While Novo Nordisk narrowly missed revenue expectations, reporting $11.95 billion compared to the anticipated $11.97 billion, it also fell short on earnings per share (EPS), coming in at $5.96 versus the estimated $6.06 per share. Despite this, the company saw a 16% increase in sales year over year, with its two blockbuster drugs, Ozempic and Wegovy, contributing $7.9 billion to the total revenue for the quarter.
The company’s growth has been dampened by the proliferation of compounded weight loss drugs that mimic its semaglutide ingredient. Novo Nordisk has taken legal action against these copycat versions, filing a total of 132 lawsuits in 40 states, with 14 new suits announced just last week.
Outgoing CEO Lars Jørgensen pointed to the impact of these unauthorized versions of their drugs on the company’s growth trajectory, noting that over one million patients are using these knockoff medications. He highlighted concerns about the quality control and lack of FDA approval for these products, which are primarily produced in China.
In addition to the competition from copycat drugs, Novo Nordisk faces challenges from rival pharmaceutical company Eli Lilly, whose new patient prescriptions have surpassed 60%. Despite securing a deal with CVS to be the exclusive weight loss drug on its formulary, Novo’s drugs, including Ozempic, will face pricing negotiations for Medicare next year.
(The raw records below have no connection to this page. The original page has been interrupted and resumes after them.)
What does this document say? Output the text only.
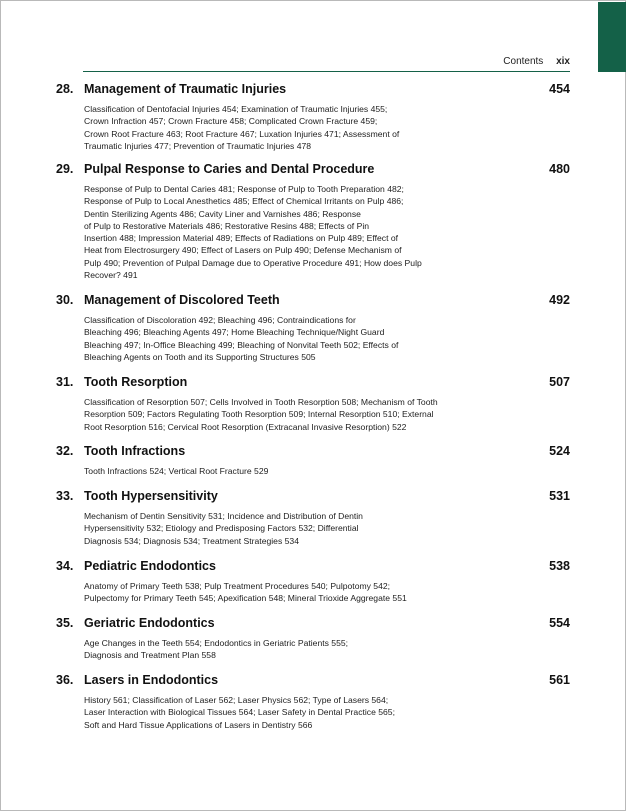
Contents xix
28. Management of Traumatic Injuries	454
Classification of Dentofacial Injuries 454; Examination of Traumatic Injuries 455;
Crown Infraction 457; Crown Fracture 458; Complicated Crown Fracture 459;
Crown Root Fracture 463; Root Fracture 467; Luxation Injuries 471; Assessment of
Traumatic Injuries 477; Prevention of Traumatic Injuries 478
29. Pulpal Response to Caries and Dental Procedure	480
Response of Pulp to Dental Caries 481; Response of Pulp to Tooth Preparation 482;
Response of Pulp to Local Anesthetics 485; Effect of Chemical Irritants on Pulp 486;
Dentin Sterilizing Agents 486; Cavity Liner and Varnishes 486; Response
of Pulp to Restorative Materials 486; Restorative Resins 488; Effects of Pin
Insertion 488; Impression Material 489; Effects of Radiations on Pulp 489; Effect of
Heat from Electrosurgery 490; Effect of Lasers on Pulp 490; Defense Mechanism of
Pulp 490; Prevention of Pulpal Damage due to Operative Procedure 491; How does Pulp
Recover? 491
30. Management of Discolored Teeth	492
Classification of Discoloration 492; Bleaching 496; Contraindications for
Bleaching 496; Bleaching Agents 497; Home Bleaching Technique/Night Guard
Bleaching 497; In-Office Bleaching 499; Bleaching of Nonvital Teeth 502; Effects of
Bleaching Agents on Tooth and its Supporting Structures 505
31. Tooth Resorption	507
Classification of Resorption 507; Cells Involved in Tooth Resorption 508; Mechanism of Tooth
Resorption 509; Factors Regulating Tooth Resorption 509; Internal Resorption 510; External
Root Resorption 516; Cervical Root Resorption (Extracanal Invasive Resorption) 522
32. Tooth Infractions	524
Tooth Infractions 524; Vertical Root Fracture 529
33. Tooth Hypersensitivity	531
Mechanism of Dentin Sensitivity 531; Incidence and Distribution of Dentin
Hypersensitivity 532; Etiology and Predisposing Factors 532; Differential
Diagnosis 534; Diagnosis 534; Treatment Strategies 534
34. Pediatric Endodontics	538
Anatomy of Primary Teeth 538; Pulp Treatment Procedures 540; Pulpotomy 542;
Pulpectomy for Primary Teeth 545; Apexification 548; Mineral Trioxide Aggregate 551
35. Geriatric Endodontics	554
Age Changes in the Teeth 554; Endodontics in Geriatric Patients 555;
Diagnosis and Treatment Plan 558
36. Lasers in Endodontics	561
History 561; Classification of Laser 562; Laser Physics 562; Type of Lasers 564;
Laser Interaction with Biological Tissues 564; Laser Safety in Dental Practice 565;
Soft and Hard Tissue Applications of Lasers in Dentistry 566
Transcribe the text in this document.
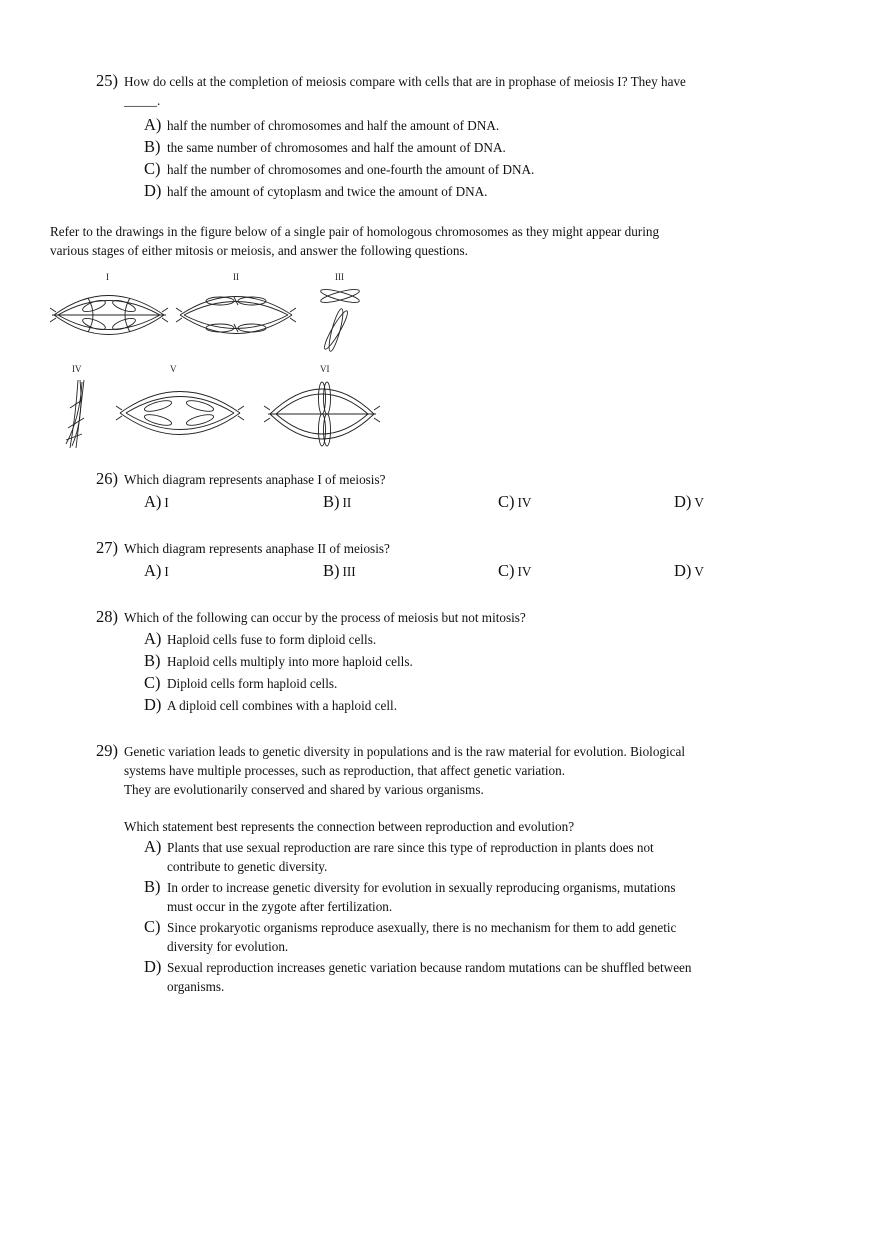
25) How do cells at the completion of meiosis compare with cells that are in prophase of meiosis I? They have
_____.
A) half the number of chromosomes and half the amount of DNA.
B) the same number of chromosomes and half the amount of DNA.
C) half the number of chromosomes and one-fourth the amount of DNA.
D) half the amount of cytoplasm and twice the amount of DNA.
Refer to the drawings in the figure below of a single pair of homologous chromosomes as they might appear during
various stages of either mitosis or meiosis, and answer the following questions.
I	II	III
IV	V	VI
26) Which diagram represents anaphase I of meiosis?
A) I	B) II	C) IV	D) V
27) Which diagram represents anaphase II of meiosis?
A) I	B) III	C) IV	D) V
28) Which of the following can occur by the process of meiosis but not mitosis?
A) Haploid cells fuse to form diploid cells.
B) Haploid cells multiply into more haploid cells.
C) Diploid cells form haploid cells.
D) A diploid cell combines with a haploid cell.
29) Genetic variation leads to genetic diversity in populations and is the raw material for evolution. Biological
systems have multiple processes, such as reproduction, that affect genetic variation.
They are evolutionarily conserved and shared by various organisms.
Which statement best represents the connection between reproduction and evolution?
A) Plants that use sexual reproduction are rare since this type of reproduction in plants does not
contribute to genetic diversity.
B) In order to increase genetic diversity for evolution in sexually reproducing organisms, mutations
must occur in the zygote after fertilization.
C) Since prokaryotic organisms reproduce asexually, there is no mechanism for them to add genetic
diversity for evolution.
D) Sexual reproduction increases genetic variation because random mutations can be shuffled between
organisms.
Adding to the company’s woes, President Donald Trump recently sent a letter to Novo Nordisk and 16 other companies demanding that they provide their lowest prices offered to developing countries to the Medicaid population. Jørgensen defended the company’s pricing, stating that Medicaid enrollees already receive some of the lowest prices compared to Europe.
While Novo Nordisk has not responded directly to Trump’s demand for lower cash pricing for all patients, the company’s direct-to-consumer platform, NovoCare, has seen a 10% market penetration since its launch in March.
Despite these challenges, Novo Nordisk remains committed to navigating the complex landscape of the pharmaceutical industry. As the company continues to address competition, pricing pressures, and legal battles, investors will be closely watching to see how Novo Nordisk adapts and evolves in the ever-changing healthcare market.